STEM Exploration Day is a Boise State University Event full of open science and engineering demonstrations. The Boise State Microgravity Team facilitated the use of Boise State’s wind tunnel as well as made us of Toys in Space material from the NASA education program.
When visitors arrived to the Civil Engineering building, one of the first sights they are greeted with is the Boise State Wind Tunnel. Which can get up to 500 miles per hours at top speeds. We blew the wind tunnel at a gentle 12 miles per hour for our purposes where we had children and parents create paper airplanes and then see how well they would fly in the wind tunnel.
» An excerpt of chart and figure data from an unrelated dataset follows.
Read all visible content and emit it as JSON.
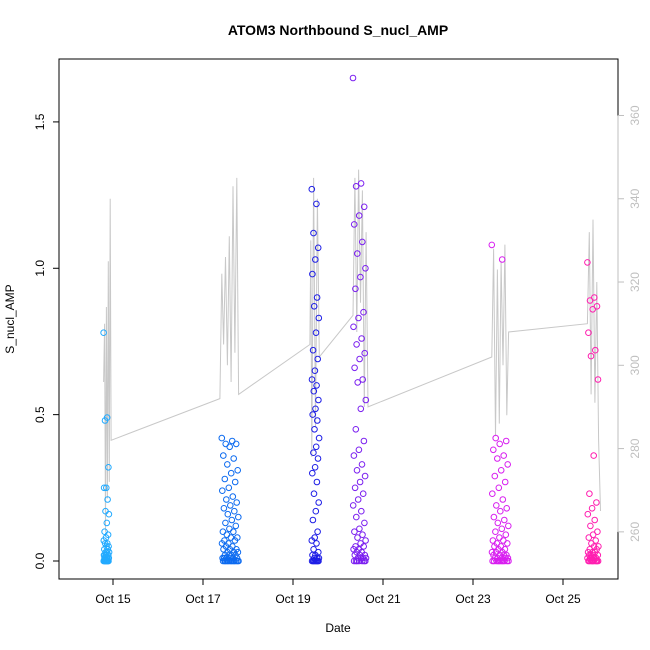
{
  "chart_data": {
    "type": "scatter",
    "title": "ATOM3 Northbound S_nucl_AMP",
    "xlabel": "Date",
    "ylabel": "S_nucl_AMP",
    "xlim": [
      "2011-10-14T00:00",
      "2011-10-26T00:00"
    ],
    "ylim": [
      0,
      1.65
    ],
    "y2lim": [
      253,
      369
    ],
    "x_ticks": [
      {
        "value": "2011-10-15",
        "label": "Oct 15"
      },
      {
        "value": "2011-10-17",
        "label": "Oct 17"
      },
      {
        "value": "2011-10-19",
        "label": "Oct 19"
      },
      {
        "value": "2011-10-21",
        "label": "Oct 21"
      },
      {
        "value": "2011-10-23",
        "label": "Oct 23"
      },
      {
        "value": "2011-10-25",
        "label": "Oct 25"
      }
    ],
    "y_ticks": [
      {
        "value": 0,
        "label": "0.0"
      },
      {
        "value": 0.5,
        "label": "0.5"
      },
      {
        "value": 1.0,
        "label": "1.0"
      },
      {
        "value": 1.5,
        "label": "1.5"
      }
    ],
    "y2_ticks": [
      {
        "value": 260,
        "label": "260"
      },
      {
        "value": 280,
        "label": "280"
      },
      {
        "value": 300,
        "label": "300"
      },
      {
        "value": 320,
        "label": "320"
      },
      {
        "value": 340,
        "label": "340"
      },
      {
        "value": 360,
        "label": "360"
      }
    ],
    "grid": false,
    "legend": "none",
    "colors": {
      "series_gradient": [
        "#22aaff",
        "#0d6bf0",
        "#1e1ee6",
        "#7b1ff0",
        "#d81ff0",
        "#ff1fb0"
      ],
      "line": "#c8c8c8",
      "axis": "#000000",
      "right_axis": "#bfbfbf"
    },
    "clusters": [
      {
        "start": "2011-10-14T19:00",
        "end": "2011-10-14T22:00",
        "color": "#22aaff",
        "values": [
          0.78,
          0.49,
          0.48,
          0.32,
          0.25,
          0.25,
          0.21,
          0.17,
          0.16,
          0.13,
          0.1,
          0.09,
          0.08,
          0.07,
          0.06,
          0.06,
          0.05,
          0.05,
          0.04,
          0.04,
          0.03,
          0.03,
          0.03,
          0.02,
          0.02,
          0.02,
          0.02,
          0.01,
          0.01,
          0.01,
          0.01,
          0.01,
          0.0,
          0.0,
          0.0,
          0.0,
          0.0,
          0.0,
          0.0,
          0.0,
          0.0,
          0.0
        ]
      },
      {
        "start": "2011-10-17T10:00",
        "end": "2011-10-17T19:00",
        "color": "#0d6bf0",
        "values": [
          0.42,
          0.41,
          0.4,
          0.4,
          0.39,
          0.36,
          0.35,
          0.33,
          0.31,
          0.3,
          0.28,
          0.27,
          0.25,
          0.24,
          0.22,
          0.21,
          0.2,
          0.19,
          0.18,
          0.17,
          0.16,
          0.15,
          0.14,
          0.13,
          0.12,
          0.11,
          0.1,
          0.1,
          0.09,
          0.08,
          0.08,
          0.07,
          0.07,
          0.06,
          0.06,
          0.05,
          0.05,
          0.04,
          0.04,
          0.04,
          0.03,
          0.03,
          0.03,
          0.02,
          0.02,
          0.02,
          0.02,
          0.01,
          0.01,
          0.01,
          0.01,
          0.01,
          0.01,
          0.0,
          0.0,
          0.0,
          0.0,
          0.0,
          0.0,
          0.0,
          0.0,
          0.0,
          0.0,
          0.0,
          0.0,
          0.0
        ]
      },
      {
        "start": "2011-10-19T10:00",
        "end": "2011-10-19T14:00",
        "color": "#1e1ee6",
        "values": [
          1.27,
          1.22,
          1.12,
          1.07,
          1.03,
          0.98,
          0.9,
          0.87,
          0.83,
          0.78,
          0.72,
          0.69,
          0.65,
          0.62,
          0.6,
          0.58,
          0.55,
          0.52,
          0.5,
          0.48,
          0.45,
          0.42,
          0.39,
          0.37,
          0.35,
          0.32,
          0.3,
          0.27,
          0.23,
          0.2,
          0.17,
          0.14,
          0.1,
          0.08,
          0.07,
          0.06,
          0.04,
          0.03,
          0.02,
          0.02,
          0.01,
          0.01,
          0.01,
          0.0,
          0.0,
          0.0,
          0.0,
          0.0,
          0.0,
          0.0,
          0.0
        ]
      },
      {
        "start": "2011-10-20T08:00",
        "end": "2011-10-20T15:00",
        "color": "#7b1ff0",
        "values": [
          1.65,
          1.29,
          1.28,
          1.21,
          1.18,
          1.15,
          1.09,
          1.05,
          1.0,
          0.97,
          0.93,
          0.85,
          0.83,
          0.8,
          0.76,
          0.74,
          0.71,
          0.69,
          0.66,
          0.62,
          0.61,
          0.55,
          0.52,
          0.45,
          0.41,
          0.38,
          0.36,
          0.33,
          0.31,
          0.29,
          0.27,
          0.25,
          0.23,
          0.21,
          0.19,
          0.17,
          0.15,
          0.13,
          0.11,
          0.1,
          0.09,
          0.08,
          0.07,
          0.06,
          0.05,
          0.05,
          0.04,
          0.04,
          0.03,
          0.03,
          0.02,
          0.02,
          0.02,
          0.01,
          0.01,
          0.01,
          0.01,
          0.0,
          0.0,
          0.0,
          0.0,
          0.0,
          0.0,
          0.0
        ]
      },
      {
        "start": "2011-10-23T10:00",
        "end": "2011-10-23T19:00",
        "color": "#d81ff0",
        "values": [
          1.08,
          1.03,
          0.42,
          0.41,
          0.4,
          0.38,
          0.36,
          0.35,
          0.33,
          0.31,
          0.29,
          0.27,
          0.25,
          0.23,
          0.21,
          0.19,
          0.18,
          0.17,
          0.15,
          0.14,
          0.13,
          0.12,
          0.11,
          0.1,
          0.09,
          0.08,
          0.07,
          0.07,
          0.06,
          0.06,
          0.05,
          0.05,
          0.04,
          0.04,
          0.03,
          0.03,
          0.03,
          0.02,
          0.02,
          0.02,
          0.02,
          0.01,
          0.01,
          0.01,
          0.01,
          0.01,
          0.0,
          0.0,
          0.0,
          0.0,
          0.0,
          0.0,
          0.0,
          0.0,
          0.0,
          0.0,
          0.0
        ]
      },
      {
        "start": "2011-10-25T13:00",
        "end": "2011-10-25T19:00",
        "color": "#ff1fb0",
        "values": [
          1.02,
          0.9,
          0.89,
          0.87,
          0.86,
          0.78,
          0.72,
          0.7,
          0.62,
          0.36,
          0.23,
          0.2,
          0.18,
          0.16,
          0.14,
          0.12,
          0.1,
          0.09,
          0.08,
          0.07,
          0.06,
          0.05,
          0.05,
          0.04,
          0.04,
          0.03,
          0.03,
          0.03,
          0.02,
          0.02,
          0.02,
          0.02,
          0.01,
          0.01,
          0.01,
          0.01,
          0.01,
          0.0,
          0.0,
          0.0,
          0.0,
          0.0,
          0.0,
          0.0,
          0.0,
          0.0,
          0.0
        ]
      }
    ],
    "line_points": [
      [
        "2011-10-14T19:00",
        296
      ],
      [
        "2011-10-14T19:30",
        310
      ],
      [
        "2011-10-14T20:00",
        260
      ],
      [
        "2011-10-14T20:30",
        314
      ],
      [
        "2011-10-14T21:00",
        268
      ],
      [
        "2011-10-14T21:30",
        325
      ],
      [
        "2011-10-14T22:00",
        272
      ],
      [
        "2011-10-14T22:30",
        340
      ],
      [
        "2011-10-14T23:00",
        282
      ],
      [
        "2011-10-17T09:00",
        292
      ],
      [
        "2011-10-17T10:00",
        322
      ],
      [
        "2011-10-17T11:00",
        305
      ],
      [
        "2011-10-17T12:00",
        326
      ],
      [
        "2011-10-17T13:00",
        300
      ],
      [
        "2011-10-17T14:00",
        331
      ],
      [
        "2011-10-17T15:00",
        296
      ],
      [
        "2011-10-17T16:00",
        343
      ],
      [
        "2011-10-17T17:00",
        303
      ],
      [
        "2011-10-17T18:00",
        345
      ],
      [
        "2011-10-17T19:00",
        293
      ],
      [
        "2011-10-19T09:00",
        305
      ],
      [
        "2011-10-19T09:30",
        330
      ],
      [
        "2011-10-19T10:00",
        278
      ],
      [
        "2011-10-19T11:00",
        345
      ],
      [
        "2011-10-19T12:00",
        285
      ],
      [
        "2011-10-19T13:00",
        340
      ],
      [
        "2011-10-19T14:00",
        302
      ],
      [
        "2011-10-20T08:00",
        312
      ],
      [
        "2011-10-20T09:00",
        345
      ],
      [
        "2011-10-20T10:00",
        308
      ],
      [
        "2011-10-20T11:00",
        347
      ],
      [
        "2011-10-20T12:00",
        315
      ],
      [
        "2011-10-20T13:00",
        342
      ],
      [
        "2011-10-20T14:00",
        290
      ],
      [
        "2011-10-20T15:00",
        332
      ],
      [
        "2011-10-20T16:00",
        290
      ],
      [
        "2011-10-23T10:00",
        302
      ],
      [
        "2011-10-23T11:00",
        328
      ],
      [
        "2011-10-23T12:00",
        283
      ],
      [
        "2011-10-23T13:00",
        323
      ],
      [
        "2011-10-23T14:00",
        286
      ],
      [
        "2011-10-23T15:00",
        325
      ],
      [
        "2011-10-23T16:00",
        300
      ],
      [
        "2011-10-23T17:00",
        329
      ],
      [
        "2011-10-23T18:00",
        288
      ],
      [
        "2011-10-23T19:00",
        308
      ],
      [
        "2011-10-25T13:00",
        310
      ],
      [
        "2011-10-25T14:00",
        332
      ],
      [
        "2011-10-25T15:00",
        293
      ],
      [
        "2011-10-25T16:00",
        335
      ],
      [
        "2011-10-25T17:00",
        291
      ],
      [
        "2011-10-25T18:00",
        320
      ],
      [
        "2011-10-25T19:00",
        282
      ],
      [
        "2011-10-25T20:00",
        265
      ]
    ]
  }
}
We took a test rod, wrapped some string around it and then put across the test section of the wind tunnel and attached the paper airplanes to the end of the string, with the nose facing into the wind. Many paper airplanes were made. Some flew around the test section like crazy, others wobbled a bit and some flew straight and steady. A few of the kids that came to the table became very interested in making the best design they could for the wind tunnel and so they created more than one plane to fly.
At a near by table with some other members of the microgravity team were materials for the Toys in Space. Due to the loud nature of the Civil Engineering building and the fact that visitors were constantly coming a going, the Toys in Space video was played on a laptop on repeat and questions about the purpose of the video were answered. The most successful toy at the exhibit was the gyroscope. It was the most hands on activity and could be related to the children’s scope of knowledge well. Members of the Microgravity Team would demonstrate to individual groups how to wind up the gyroscope and then spin it. And many times the children and even the adults would want to do it themselves.
We places the gyroscopes on top of stands to spin on their own and we talked about the principles of centrifugal force and how the gyroscope is meant to maintain its original orientation. We had the kids pick up the spinning gyroscope and tilt it to feel the affect of its correction measures. We also talked about the real life applications of gyroscopes such as in segways, when you ride your bicycle, and on the International Space Station.